Studio album by Coroner
- Released: 10 September 1993
- Recorded: February–April 1993
- Studio: Greenwood Studios, Switzerland
- Genre: Progressive metal; groove metal; industrial metal; avant-garde metal;
- Length: 57:47
- Label: Noise
- Producer: Coroner

Coroner chronology
| Mental Vortex (1991) | Grin (1993) | Coroner (1995) |

Coroner studio album chronology
| Mental Vortex (1991) | Grin (1993) | Dissonance Theory (2025) |

= Grin (Coroner album) =

Grin is the fifth studio album by the Swiss thrash metal band Coroner, released in 1993. It was the band's final album before their fourteen-year break up from 1996 to 2010, and other than several new tracks on the 1995 compilation album Coroner, Grin was the last studio album by the band until the 2025 release of Dissonance Theory. It is also the last Coroner album to feature drummer Marky Edelmann, who left the band in 2014.

Professional ratings
Review scores
| Source | Rating |
| AllMusic | Star Half star |
| Collector's Guide to Heavy Metal | 8/10 |
| Metal Temple | 8/10 |

==Musical style==
Grin is considered a major departure from Coroner's previous works, moving to much greater experimentation. It is more focused on the aspects of progressive and technical metal, as opposed to the traditional thrash metal template of its predecessors.
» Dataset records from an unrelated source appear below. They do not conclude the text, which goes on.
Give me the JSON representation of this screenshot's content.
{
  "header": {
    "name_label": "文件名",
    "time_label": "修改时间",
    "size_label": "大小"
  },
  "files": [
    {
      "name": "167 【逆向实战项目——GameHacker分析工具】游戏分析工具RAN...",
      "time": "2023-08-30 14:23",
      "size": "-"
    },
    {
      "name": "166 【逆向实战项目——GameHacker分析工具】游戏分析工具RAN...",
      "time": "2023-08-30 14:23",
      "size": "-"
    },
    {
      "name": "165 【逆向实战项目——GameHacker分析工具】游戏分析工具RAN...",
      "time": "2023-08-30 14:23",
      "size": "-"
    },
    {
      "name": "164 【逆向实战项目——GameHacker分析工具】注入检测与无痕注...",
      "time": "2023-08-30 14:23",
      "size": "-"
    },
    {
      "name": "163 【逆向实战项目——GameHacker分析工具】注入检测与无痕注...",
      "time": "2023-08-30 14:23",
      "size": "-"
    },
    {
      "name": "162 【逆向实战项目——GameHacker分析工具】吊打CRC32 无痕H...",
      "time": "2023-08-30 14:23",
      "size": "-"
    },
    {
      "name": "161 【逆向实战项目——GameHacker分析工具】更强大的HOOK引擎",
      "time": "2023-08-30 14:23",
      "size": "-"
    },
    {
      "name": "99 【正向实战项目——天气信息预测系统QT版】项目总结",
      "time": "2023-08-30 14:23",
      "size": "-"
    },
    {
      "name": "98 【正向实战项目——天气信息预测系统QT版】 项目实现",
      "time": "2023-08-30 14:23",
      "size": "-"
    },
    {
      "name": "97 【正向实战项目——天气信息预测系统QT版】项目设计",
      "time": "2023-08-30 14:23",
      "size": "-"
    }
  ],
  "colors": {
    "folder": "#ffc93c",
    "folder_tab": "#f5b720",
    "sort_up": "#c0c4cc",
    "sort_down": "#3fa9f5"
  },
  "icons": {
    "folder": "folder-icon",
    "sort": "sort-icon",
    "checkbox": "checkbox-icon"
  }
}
The album also incorporates elements of alternative metal, groove metal and industrial metal, and retains some of the avant-garde influences from the band's previous albums No More Color (1989) and Mental Vortex (1991).

==Reissues==
After being out of print for many years, Noise/BMG reissued the album in 2018, remastered with additional photographs of the band and memorabilia.

==Track listing==

| No. | Title | Music | Length |
|---|---|---|---|
| 1. | "Dream Path" (instrumental) |  | 1:13 |
| 2. | "The Lethargic Age" |  | 4:17 |
| 3. | "Internal Conflicts" |  | 6:19 |
| 4. | "Caveat (To the Coming)" | Baron, Royce | 6:39 |
| 5. | "Serpent Moves" |  | 7:38 |
| 6. | "Status: Still Thinking" | Baron, Royce | 6:14 |
| 7. | "Theme for Silence" (instrumental) |  | 1:32 |
| 8. | "Paralyzed, Mesmerized" |  | 8:07 |
| 9. | "Grin (Nails Hurt)" |  | 7:21 |
| 10. | "Host" |  | 8:24 |
| Total length: |  |  | 57:47 |

==Personnel==
- Coroner
- Ron Broder (as Ron Royce) – vocals, bass
- Tommy Vetterli (as Tommy T. Baron) – guitars
- Marky Edelmann (as Marquis Marky) – drums, spoken word on "Host", art direction

- Additional musicians
- Kent Smith – keyboards & synthesizer
- Roger Dupont – programming on "The Lethargic Age" and the instrumentals
- Tim Chatfield – didgeridoo on "Status: Still Thinking" and the instrumentals
- Paul Degoyler – additional vocals on "Grin (Nails Hurt)"
- Bettina Klöti – additional vocals on "Host"

- Production
- Tom Morris – engineer, mixing
- Gerhard Woelfe – engineer
- Voco Faux–Pas – drum engineer
- Mark Prator – assistant engineer
- Eddy Schreyer – mastering
- Istvan Vizner – art direction, photography
- Martin Becker – photography
- Peter Vahlefeld – graphics
- Karl–U. Walterbach – executive producer

==Notes==
- The film Aliens is sampled at the start of "Internal Conflicts". The voices are Bill Paxton and Colette Hiller.
- Polish technical death metal band Sceptic covered the song "Paralyzed, Mesmerized" for their 2005 album Internal Complexity.